Rhetorics of Motherhood

Review by Sarah E. S. Carter

Overview


Buchanan, Lindal. Rhetorics of Motherhood. Southern Illinois University Press, 2013.
ISBN: 978-0-8093-3220-5
Price: $35.00 (e-book $19)

"Feminist rhetorical research is alive and well, multifaceted and in motion, reaching into continuing and new branches of inquiry, places, and spaces." (Schell, 2010, pp. 19–20)

Lindal Buchanan's Rhetorics of Motherhood answered a call for continued investigation and inquiry of feminist rhetoric. Following in the footsteps of Andrea Lunsford, K. J. Rawson, Eileen Schell, Kate Ronald, Jacqueline Jones Royster, Gesa Kirsch, Cheryl Glenn, and many others, Lindal Buchanan provided an in-depth analysis, through three specific case studies on Margaret Sanger, Diane Nash, and the Republican party's use of Laci Peterson's murder, to show a curve, the hidden influence of women through time, and the transitions occurring in society from the 1920s to the present.

The choices those women made, forced and not, are in part due to how society viewed and still views women and mothers as separate entities and how those views contribute to the rhetoric displayed in public discourse. Buchanan argued U.S. political culture is difficult, consuming, and not easy for women to participate in; motherhood discourses, specifically within political cultures, can afford women authority and credibility or position them disadvantageously within the gendered status quo (p. 5). By acknowledging disparities that are often so blatantly obvious, but alas, swept under the rug, and presenting three case studies spanning from the early twentieth to mid-twenty-first century as evidence—she delivered a strong message to her readers of the positive and negative power motherhood can hold for women when they use it as rhetors.

Rhetorics of Motherhood is a key text in beginning to understand and deconstruct current conversations on feminism, abortion, equality, and women's rights. Recently passed on January 22, 2019, New York State's Reproductive Health Act incited public concern, embellished by the media, mostly because the law was passed 46 years after the Roe vs. Wade ruling in 1973 on the very same day. The topic of abortion and the unborn child is always under public scrutiny, so the kairos for this text is ever-present.

Buchanan addressed the complications of mothers as rhetors and targeted audiences of feminist rhetoric, women and gender studies, archival research, and public memory and discourse. Since Buchanan stated she would be using a feminist lens to investigate and explore the benefits and detriments of employing motherhood in public discourse, and what changes could possibly be made to help mothers (p. 23), she immediately presented her readers with an already purposeful approach to better connect to the material and evidence she presents. Buchanan wanted women to know when and how to use the motherhood discourse to their advantage, because it will not always be so. Rhetorics of Motherhood elicits a new conversation on the hidden evaluations of the public discourse of women and mothers and how society and the media spin certain perceptions based on gender and motherhood. The main argument Buchanan presents is that motherhood and its inclusion in a woman's rhetoric can transform a society's opinions of the speaker/presenter.

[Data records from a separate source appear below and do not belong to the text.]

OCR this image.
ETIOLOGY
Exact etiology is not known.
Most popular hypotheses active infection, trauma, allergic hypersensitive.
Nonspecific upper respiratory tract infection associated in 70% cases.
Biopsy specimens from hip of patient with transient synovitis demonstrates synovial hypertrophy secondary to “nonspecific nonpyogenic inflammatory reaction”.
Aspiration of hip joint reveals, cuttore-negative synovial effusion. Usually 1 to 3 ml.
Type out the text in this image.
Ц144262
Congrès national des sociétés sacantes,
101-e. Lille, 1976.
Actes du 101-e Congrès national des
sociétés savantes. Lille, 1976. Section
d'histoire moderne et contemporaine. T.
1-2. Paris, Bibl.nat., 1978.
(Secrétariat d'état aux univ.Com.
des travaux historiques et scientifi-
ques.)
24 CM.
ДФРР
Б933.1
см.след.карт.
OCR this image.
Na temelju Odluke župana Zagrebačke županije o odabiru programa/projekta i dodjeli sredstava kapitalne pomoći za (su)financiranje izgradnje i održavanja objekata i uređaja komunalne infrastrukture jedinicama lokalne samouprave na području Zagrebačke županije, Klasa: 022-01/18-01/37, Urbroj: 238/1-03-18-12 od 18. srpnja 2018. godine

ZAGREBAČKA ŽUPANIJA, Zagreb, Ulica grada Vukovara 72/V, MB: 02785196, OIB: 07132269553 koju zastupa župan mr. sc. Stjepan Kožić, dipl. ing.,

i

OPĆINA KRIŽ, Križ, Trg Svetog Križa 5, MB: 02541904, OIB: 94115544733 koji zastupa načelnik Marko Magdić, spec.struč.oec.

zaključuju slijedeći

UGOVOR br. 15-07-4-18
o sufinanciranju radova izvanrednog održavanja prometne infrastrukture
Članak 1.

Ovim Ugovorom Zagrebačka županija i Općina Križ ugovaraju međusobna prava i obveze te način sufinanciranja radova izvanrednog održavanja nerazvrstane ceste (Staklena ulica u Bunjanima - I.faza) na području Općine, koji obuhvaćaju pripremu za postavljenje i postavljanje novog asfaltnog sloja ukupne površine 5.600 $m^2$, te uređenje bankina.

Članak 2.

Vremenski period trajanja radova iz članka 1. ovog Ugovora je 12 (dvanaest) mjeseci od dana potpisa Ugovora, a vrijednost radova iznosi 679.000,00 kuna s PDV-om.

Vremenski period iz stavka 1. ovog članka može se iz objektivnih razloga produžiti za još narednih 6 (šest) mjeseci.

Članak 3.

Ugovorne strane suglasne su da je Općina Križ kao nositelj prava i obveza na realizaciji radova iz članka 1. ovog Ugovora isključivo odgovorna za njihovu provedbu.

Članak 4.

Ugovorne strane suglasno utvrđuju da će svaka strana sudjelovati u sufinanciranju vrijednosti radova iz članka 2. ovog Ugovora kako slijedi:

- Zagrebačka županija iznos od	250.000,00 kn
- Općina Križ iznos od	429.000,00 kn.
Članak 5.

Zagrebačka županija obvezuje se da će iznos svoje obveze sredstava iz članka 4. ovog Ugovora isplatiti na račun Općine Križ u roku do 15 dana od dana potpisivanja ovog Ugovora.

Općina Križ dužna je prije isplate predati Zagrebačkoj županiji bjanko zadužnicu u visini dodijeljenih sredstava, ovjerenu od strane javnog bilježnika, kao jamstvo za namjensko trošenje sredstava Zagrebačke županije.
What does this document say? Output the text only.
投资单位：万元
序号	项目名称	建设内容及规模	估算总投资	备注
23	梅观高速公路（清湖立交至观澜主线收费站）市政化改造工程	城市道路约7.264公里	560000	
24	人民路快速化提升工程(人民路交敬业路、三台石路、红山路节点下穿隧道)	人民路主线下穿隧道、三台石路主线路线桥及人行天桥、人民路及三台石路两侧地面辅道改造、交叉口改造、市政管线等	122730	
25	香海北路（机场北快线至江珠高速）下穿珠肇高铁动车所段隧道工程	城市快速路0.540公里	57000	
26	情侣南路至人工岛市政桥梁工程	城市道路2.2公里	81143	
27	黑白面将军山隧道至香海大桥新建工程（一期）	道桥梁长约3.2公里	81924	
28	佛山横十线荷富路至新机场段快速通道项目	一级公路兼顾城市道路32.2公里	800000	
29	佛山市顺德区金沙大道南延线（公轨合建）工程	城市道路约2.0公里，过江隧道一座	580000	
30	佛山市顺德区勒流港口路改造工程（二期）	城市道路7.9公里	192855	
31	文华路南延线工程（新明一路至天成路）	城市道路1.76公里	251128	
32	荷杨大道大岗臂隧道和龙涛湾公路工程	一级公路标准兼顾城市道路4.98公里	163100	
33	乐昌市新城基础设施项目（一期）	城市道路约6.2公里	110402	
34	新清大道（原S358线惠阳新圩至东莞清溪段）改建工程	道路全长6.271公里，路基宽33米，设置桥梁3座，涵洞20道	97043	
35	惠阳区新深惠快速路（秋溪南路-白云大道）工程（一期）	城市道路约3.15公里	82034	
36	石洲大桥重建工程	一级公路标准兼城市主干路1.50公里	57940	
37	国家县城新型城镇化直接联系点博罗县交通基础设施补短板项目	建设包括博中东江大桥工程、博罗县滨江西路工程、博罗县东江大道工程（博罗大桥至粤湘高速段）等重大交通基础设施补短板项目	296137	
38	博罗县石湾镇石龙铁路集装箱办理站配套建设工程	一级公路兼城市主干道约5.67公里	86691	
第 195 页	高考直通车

The text as a whole highlights the discursive construction and persuasive operations of motherhood in public discourse (p. 5). Buchanan is adamant that motherhood is contextually defined, contingent and changeable, its associations forever in flux rather than fixed (p. xix), and her goal is to inspire others to study motherhood's construction, application, and implications in new rhetorical situations to gain insight into the construct's variability and vulnerability to change (p. xx).

Buchanan concluded Rhetorics of Motherhood by drawing attention to the lack of scholarship on the topic of motherhood in women's rhetoric and encouraged more integration of women and women's issues into disciplinary histories, theories, and traditions (p. 115).